DAMP effects in immunopathology. DAMPs activate several classes of pattern recognition receptors, which all induce an immediate activation of innate immunity (i.e., systemic and tissue inflammation). Most DAMPs activate TLR2 and TLR4 at the cell surface. In particular, particles enter the cells via phagocytosis and trigger assembly and activation of the NLRP3 inflammasome. Nucleic acid–related DAMPs activate TLR7 and TLR9 in intracellular endosomes. All pattern recognition receptors finally drive the secretion of proinflammatory cytokines that then activate cytokine receptors on the same cell or on other cells. Extracellular histones also directly kill (endothelial) cells. The molecular mechanism of this process is poorly defined but may involve surface charge. Certain nuclear DAMPs also act as autoantigens in systemic lupus and contribute to lupus nephritis. Their adjuvant-like ability to also activate antigen-presenting cells via TLR7 and TLR9 strongly promotes autoimmunization and the expansion of autoreactive lymphocytes. Local release within the kidney also promotes intrarenal autoantigen recognition (e.g., by circulating autoantibodies and subsequent immune complex GN; not shown). LMW, low molecular weight; HSP, heat shock protein; MAL, MyD88 adaptor–like; IRF, IFN regulatory factor; TRAP, TNF receptor–associated protein; TRAF, TNF receptor–associated factor; TRIF, TIR domain–containing adapter inducing IFN-β; ssRNA, single-stranded RNA; dsDNA, double-stranded RNA; DC, dendritic cell;ASC, apoptotic speck protein; IRAK, IL-1 receptor–associated kinase; TIRAP, Toll IL-1 receptor domain–containing adaptor protein; TCR, T-cell receptor; IFNAR, IFN-α receptor; IL-R, IL receptor; CCR, CC-chemokine receptor.

Figure 5.

How DAMPs trigger immune injury, regeneration and fibrosis. Early injury-induced necrosis leads to DAMP release by renal endothelial and epithelial cells.

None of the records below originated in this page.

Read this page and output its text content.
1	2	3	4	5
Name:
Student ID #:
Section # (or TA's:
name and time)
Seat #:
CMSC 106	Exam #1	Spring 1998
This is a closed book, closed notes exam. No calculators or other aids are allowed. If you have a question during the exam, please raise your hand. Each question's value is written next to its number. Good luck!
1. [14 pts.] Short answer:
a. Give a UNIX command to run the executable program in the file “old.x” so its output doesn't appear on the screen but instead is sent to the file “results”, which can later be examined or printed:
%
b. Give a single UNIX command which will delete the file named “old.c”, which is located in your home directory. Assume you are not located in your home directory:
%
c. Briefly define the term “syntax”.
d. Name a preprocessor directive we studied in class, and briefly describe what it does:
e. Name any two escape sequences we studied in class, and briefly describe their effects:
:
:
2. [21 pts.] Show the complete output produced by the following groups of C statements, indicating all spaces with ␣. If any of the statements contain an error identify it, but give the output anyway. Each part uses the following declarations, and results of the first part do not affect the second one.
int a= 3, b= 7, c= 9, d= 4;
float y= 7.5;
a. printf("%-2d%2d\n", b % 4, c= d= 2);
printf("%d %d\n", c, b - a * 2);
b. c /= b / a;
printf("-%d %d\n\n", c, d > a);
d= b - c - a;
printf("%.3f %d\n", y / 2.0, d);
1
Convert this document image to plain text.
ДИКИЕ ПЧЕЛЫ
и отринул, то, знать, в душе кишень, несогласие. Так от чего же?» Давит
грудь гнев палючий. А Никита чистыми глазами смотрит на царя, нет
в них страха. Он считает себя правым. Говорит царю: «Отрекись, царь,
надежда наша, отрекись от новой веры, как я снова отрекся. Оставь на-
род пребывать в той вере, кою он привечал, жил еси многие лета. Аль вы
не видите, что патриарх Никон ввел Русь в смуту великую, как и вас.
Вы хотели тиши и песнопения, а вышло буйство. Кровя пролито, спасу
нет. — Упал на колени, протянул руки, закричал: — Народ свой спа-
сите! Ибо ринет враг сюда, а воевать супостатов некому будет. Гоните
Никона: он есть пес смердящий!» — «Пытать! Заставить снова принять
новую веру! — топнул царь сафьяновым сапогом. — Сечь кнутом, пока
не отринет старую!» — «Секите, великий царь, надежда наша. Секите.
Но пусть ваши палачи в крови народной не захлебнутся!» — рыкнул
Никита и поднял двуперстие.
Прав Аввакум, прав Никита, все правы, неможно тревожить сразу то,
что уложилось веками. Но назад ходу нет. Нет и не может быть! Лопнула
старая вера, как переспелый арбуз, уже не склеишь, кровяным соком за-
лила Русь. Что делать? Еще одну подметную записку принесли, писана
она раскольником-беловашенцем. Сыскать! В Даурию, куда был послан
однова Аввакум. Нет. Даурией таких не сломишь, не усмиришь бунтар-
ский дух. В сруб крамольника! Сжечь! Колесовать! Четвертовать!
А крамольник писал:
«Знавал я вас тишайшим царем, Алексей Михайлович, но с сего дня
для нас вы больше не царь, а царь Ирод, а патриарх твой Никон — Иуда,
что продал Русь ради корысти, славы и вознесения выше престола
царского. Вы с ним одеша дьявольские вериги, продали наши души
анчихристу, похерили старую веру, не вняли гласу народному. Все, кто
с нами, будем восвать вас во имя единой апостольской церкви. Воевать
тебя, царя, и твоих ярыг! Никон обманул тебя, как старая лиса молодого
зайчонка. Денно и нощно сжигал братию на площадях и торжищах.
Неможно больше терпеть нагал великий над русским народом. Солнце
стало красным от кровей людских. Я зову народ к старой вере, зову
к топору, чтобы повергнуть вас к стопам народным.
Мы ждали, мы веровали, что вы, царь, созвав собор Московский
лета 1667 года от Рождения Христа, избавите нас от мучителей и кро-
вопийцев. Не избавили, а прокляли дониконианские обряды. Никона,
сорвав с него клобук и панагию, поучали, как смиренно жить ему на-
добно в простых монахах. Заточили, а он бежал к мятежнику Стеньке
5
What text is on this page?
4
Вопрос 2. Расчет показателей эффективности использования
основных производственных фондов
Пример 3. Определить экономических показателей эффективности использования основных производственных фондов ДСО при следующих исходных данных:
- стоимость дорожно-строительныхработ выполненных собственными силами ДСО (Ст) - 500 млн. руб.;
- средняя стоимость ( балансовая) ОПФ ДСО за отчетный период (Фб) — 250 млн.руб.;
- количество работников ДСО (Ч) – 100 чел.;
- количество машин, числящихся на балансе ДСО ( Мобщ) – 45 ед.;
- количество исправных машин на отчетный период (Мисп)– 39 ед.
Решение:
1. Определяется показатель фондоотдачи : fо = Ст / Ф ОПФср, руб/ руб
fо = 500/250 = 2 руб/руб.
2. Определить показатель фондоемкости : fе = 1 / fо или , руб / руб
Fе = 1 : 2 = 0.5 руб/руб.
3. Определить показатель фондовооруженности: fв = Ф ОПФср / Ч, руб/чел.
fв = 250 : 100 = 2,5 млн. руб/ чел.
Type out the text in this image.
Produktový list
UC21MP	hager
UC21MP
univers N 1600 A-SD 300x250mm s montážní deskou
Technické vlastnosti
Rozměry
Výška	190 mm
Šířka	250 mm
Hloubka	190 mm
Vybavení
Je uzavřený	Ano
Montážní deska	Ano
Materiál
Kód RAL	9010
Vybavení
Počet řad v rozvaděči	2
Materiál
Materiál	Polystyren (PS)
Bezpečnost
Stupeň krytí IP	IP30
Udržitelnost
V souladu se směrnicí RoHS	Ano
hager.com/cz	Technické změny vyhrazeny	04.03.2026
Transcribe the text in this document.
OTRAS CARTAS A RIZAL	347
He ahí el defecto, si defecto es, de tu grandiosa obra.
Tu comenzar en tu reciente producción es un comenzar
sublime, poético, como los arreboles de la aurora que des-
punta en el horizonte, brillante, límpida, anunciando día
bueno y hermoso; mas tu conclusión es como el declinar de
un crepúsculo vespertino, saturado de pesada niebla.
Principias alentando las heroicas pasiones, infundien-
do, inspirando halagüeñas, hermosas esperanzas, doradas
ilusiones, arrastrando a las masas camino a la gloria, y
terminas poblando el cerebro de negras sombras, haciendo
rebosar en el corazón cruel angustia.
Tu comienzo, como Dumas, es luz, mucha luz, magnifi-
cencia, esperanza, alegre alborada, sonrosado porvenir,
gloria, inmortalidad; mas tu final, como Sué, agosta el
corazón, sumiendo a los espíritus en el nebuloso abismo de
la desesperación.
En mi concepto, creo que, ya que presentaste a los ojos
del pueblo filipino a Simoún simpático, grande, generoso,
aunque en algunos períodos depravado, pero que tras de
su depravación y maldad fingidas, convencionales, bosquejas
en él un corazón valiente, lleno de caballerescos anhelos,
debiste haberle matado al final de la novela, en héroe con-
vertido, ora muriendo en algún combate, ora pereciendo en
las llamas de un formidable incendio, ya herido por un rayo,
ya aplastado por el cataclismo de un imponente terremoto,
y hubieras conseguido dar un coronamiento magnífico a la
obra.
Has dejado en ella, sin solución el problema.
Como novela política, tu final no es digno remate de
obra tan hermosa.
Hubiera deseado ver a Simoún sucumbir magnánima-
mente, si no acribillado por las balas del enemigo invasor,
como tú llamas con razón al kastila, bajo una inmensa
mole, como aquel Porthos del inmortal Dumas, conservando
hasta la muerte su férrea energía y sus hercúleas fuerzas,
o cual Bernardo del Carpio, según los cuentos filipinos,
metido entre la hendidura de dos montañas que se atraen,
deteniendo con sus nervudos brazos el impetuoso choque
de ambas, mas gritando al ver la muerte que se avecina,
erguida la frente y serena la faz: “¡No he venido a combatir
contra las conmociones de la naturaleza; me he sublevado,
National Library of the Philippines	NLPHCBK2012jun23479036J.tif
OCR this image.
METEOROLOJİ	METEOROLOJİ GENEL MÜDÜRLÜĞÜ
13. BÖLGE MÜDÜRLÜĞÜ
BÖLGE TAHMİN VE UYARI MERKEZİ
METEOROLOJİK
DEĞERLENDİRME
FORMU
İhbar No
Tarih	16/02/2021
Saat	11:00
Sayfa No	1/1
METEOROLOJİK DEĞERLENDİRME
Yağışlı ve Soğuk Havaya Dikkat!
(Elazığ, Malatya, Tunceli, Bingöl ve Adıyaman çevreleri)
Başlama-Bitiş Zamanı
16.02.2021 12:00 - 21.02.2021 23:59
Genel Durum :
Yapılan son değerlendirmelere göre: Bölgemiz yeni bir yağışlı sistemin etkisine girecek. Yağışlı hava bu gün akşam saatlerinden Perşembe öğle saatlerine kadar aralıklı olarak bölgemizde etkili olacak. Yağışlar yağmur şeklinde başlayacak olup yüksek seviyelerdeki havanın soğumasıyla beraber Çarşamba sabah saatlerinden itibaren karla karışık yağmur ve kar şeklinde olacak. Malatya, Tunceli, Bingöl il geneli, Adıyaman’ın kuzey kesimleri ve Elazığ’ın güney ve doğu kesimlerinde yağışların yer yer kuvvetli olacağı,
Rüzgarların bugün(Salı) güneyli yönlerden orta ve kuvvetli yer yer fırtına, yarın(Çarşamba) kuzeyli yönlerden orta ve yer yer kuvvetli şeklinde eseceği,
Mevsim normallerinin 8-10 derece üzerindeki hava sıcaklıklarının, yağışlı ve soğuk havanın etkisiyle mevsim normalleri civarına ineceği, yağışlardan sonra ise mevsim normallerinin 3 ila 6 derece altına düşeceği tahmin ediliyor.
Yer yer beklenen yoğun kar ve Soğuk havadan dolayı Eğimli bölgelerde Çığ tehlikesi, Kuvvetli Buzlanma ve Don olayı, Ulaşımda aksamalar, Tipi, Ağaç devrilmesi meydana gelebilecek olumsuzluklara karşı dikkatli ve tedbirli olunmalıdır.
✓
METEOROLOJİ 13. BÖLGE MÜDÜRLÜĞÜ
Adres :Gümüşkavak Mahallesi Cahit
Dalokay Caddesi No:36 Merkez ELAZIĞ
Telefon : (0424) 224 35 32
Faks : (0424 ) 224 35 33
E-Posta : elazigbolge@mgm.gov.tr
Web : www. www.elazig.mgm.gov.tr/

These DAMPs activate pattern recognition receptors such as TLRs or inflammasomes in intrarenal mononuclear phagocytes such as dendritic cells (DCs) or macrophages. Upon activation, these cells produce inflammatory cytokines and chemokines that cause further renal cell necrosis, (e.g., by TNF-induced necroptosis). This autoamplification loop of injury and inflammation is further accelerated by chemokine-driven leukocyte influx (not shown). DAMP release by necrotic cells also triggers regenerative mechanisms, directly and indirectly. Certain DAMPs activate TLR2 on renal progenitor cells, which accelerates tubular repair. In addition, TLR4 activation of renal dendritic cells triggers IL-22 release, which specifically activates the IL-22 receptor on TECs and accelerates tubular re-epithelialization. DAMPs also trigger fibrosis by activating pericytes, fibroblasts, and mesangial cells (latter not shown). TLR activation induces NLRP3 and ASC expression, which are needed for SMAD2 phosphorylation as a critical step in TGF-β receptor signaling. This was DAMPs drive the transition into myofibroblasts, proliferation, and ECM secretion. The same process also triggers TGF-β receptor–dependent epithelial-mesenchymal transition of renal epithelial cells. ASC, apoptotic speck protein; EMT, epithelial-mesenchymal transition; EC, endothelial cell.